PGO: Yes they do. While the Building Code Energy Provisions are aimed at new buildings, the ACT government introduced an appendix to the Building Act in 2011 which sets out various ways in which the Energy Rating software (intended for new houses) can be adapted for use with extensions and renovations. If an extension is more than 50 per cent of the original gross floor area, the legislation requires that the whole house is rated, exactly the same as a new house. It must pass the mandatory 6 Star level under the NatHERS scheme, or meet the mandatory Building Code measures. If the extended area is less than 50 per cent of the original, only the extended part needs to meet the Building Code measures. Purely internal refurbishments will not generally require energy efficiency assessment. Things can get complicated, however, in situations where there may be substantial refurbishment to the original house in addition to a small extension, or if the extension itself faces away from north.
TT: That sound like a problem what happens then?
PGO: If the refurbished part is judged to have a significant effect on the thermal performance of the house or extension, the building certifiers may request that some, or all, of the refurbished area is included in the energy-rated part of the house. In all cases, the extended area needs to pass the current Building Code requirements, and that means the windows must also be assessed against current requirements.
TT: That could make life difficult in older houses which may not have been set up with good orientation or insulation.
PGO: Exactly. It can mean that all the assessed parts (both extension and refurbishment) of the house need to meet the current Building Code measures, just as a new house would. In theory, this is a good outcome, however, in practice, it can lead to situations where satisfying the Code, particularly the requirements for windows, becomes a difficult and very expensive undertaking. The simple spreadsheet calculator provided for use with the Building Code does allow assessment to be made without using simulation software, however, in a house with windows largely facing away from the north, compliance can be extremely difficult without resorting to very expensive, high-performance windows, or lots of retro-fitted insulation in roof, floors or walls.

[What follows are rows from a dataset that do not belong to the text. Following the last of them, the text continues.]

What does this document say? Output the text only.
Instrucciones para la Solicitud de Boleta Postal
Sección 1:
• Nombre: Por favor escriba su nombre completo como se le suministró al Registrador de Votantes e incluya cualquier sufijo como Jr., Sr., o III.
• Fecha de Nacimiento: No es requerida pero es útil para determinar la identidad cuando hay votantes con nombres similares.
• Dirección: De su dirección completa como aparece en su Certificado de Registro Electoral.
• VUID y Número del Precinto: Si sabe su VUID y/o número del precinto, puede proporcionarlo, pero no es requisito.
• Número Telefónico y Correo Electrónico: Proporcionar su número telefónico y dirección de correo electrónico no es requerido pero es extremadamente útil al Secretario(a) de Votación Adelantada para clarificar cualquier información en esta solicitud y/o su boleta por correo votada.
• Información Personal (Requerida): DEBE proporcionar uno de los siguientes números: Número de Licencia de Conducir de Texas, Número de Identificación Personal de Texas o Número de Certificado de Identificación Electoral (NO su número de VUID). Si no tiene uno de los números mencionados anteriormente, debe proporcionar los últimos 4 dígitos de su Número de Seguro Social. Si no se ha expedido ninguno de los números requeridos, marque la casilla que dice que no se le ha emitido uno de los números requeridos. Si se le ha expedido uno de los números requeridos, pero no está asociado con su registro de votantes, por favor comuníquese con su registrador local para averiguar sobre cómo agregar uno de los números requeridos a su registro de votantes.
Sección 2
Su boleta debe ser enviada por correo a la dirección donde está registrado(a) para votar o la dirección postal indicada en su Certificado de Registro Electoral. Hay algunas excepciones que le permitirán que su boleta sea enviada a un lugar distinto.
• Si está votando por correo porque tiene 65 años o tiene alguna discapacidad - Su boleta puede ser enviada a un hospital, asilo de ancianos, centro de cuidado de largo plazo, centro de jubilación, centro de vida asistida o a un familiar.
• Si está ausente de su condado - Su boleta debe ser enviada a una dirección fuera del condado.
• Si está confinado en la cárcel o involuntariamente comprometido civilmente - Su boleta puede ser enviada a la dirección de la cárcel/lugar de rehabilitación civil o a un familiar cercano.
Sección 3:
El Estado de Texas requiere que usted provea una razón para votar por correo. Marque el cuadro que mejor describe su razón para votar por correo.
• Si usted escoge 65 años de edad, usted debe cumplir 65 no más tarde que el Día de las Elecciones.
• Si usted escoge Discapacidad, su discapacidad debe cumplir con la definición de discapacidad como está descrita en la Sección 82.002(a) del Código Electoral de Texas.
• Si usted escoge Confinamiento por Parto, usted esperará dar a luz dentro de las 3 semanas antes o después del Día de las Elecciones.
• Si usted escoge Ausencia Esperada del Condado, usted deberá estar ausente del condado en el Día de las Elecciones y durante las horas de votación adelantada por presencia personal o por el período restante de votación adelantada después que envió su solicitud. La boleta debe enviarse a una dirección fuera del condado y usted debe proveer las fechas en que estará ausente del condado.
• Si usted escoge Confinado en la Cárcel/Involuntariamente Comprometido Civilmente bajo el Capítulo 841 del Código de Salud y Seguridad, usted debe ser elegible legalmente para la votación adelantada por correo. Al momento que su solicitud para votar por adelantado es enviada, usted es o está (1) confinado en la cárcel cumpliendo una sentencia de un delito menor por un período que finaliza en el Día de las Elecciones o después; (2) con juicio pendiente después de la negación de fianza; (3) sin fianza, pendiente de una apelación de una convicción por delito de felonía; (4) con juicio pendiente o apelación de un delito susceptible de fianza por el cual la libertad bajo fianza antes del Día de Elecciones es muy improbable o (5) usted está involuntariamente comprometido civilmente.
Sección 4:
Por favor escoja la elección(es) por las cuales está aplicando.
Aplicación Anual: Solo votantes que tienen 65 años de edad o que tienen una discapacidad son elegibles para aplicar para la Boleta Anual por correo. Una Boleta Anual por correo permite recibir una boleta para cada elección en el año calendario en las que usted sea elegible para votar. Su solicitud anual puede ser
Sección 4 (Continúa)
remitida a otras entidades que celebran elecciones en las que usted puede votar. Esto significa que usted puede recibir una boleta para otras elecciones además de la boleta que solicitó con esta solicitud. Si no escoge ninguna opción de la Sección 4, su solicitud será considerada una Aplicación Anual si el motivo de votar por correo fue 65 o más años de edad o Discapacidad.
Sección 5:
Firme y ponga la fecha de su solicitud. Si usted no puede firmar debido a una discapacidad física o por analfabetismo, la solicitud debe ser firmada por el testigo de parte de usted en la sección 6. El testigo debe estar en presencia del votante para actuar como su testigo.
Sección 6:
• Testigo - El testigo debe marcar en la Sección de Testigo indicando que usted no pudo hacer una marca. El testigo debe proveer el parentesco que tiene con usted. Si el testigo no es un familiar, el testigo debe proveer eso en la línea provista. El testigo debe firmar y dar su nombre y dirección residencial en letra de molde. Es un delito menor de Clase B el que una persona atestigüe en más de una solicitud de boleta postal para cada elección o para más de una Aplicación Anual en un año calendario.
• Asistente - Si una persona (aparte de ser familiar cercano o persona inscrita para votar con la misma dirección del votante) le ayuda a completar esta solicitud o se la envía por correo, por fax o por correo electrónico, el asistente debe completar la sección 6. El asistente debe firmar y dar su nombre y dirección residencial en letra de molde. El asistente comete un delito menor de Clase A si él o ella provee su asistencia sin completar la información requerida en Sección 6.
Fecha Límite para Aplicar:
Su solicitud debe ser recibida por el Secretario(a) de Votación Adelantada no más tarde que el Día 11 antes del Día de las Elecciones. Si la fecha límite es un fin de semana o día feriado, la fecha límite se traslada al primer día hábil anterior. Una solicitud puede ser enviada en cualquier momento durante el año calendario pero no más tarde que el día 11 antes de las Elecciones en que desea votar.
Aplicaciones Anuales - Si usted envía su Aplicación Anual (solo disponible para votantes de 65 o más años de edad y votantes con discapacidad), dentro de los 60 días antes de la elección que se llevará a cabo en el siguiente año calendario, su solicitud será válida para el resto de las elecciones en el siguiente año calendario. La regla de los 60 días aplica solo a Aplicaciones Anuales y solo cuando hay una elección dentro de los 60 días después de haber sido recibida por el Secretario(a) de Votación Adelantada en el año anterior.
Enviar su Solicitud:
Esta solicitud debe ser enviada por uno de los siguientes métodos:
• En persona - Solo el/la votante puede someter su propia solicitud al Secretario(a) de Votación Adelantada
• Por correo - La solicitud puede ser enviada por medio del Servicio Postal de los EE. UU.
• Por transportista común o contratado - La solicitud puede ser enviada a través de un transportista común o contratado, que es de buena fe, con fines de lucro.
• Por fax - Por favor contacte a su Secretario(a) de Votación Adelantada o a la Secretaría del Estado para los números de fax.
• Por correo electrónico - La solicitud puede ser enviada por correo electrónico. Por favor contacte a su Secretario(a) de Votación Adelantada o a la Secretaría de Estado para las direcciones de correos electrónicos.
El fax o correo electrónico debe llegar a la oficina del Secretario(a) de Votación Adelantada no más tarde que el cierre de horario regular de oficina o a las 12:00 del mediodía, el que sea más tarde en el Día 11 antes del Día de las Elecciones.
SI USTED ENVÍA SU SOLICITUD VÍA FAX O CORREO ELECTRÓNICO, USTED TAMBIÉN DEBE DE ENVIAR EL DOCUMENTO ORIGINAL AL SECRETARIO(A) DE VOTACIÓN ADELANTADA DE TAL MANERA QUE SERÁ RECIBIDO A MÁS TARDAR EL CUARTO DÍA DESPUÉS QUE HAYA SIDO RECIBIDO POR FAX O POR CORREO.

TT: Do you think the ACT government compliance pathway offered to consumers works as it was intended?
PGO: Not in the case of smaller projects with a lot of refurbishment. We have seen many budget-oriented projects where, despite small size of the extended area, the current code has been applied to much of the house floor area, reflecting the level of refurbishment. This can effectively present a disincentive to making improvements to parts the house, even though the improvements will generally lift the thermal performance of the house and reduce energy use. In reality, some improvement is always going to be better than no improvement, even if, overall, the house may not meet 6 Star level.
TT: If the system isn't working well what would be your suggestion as to how it could be improved?
PGO: I think it should allow for comparative assessment against the level of the existing house in an unimproved state. Rating software could be easily used to assess a "before & after" case. If the house showed a useful improvement after modification (the exact level of improvement would need careful consideration), then it would be deemed to satisfy the code. While some might see this as accepting a "lower bar" for small extension projects, at least there would be a sustained, incremental improvement in the housing stock without so much of a cost impost for the budget-conscious renovator.
Tony Trobe is a Canberra-based architect.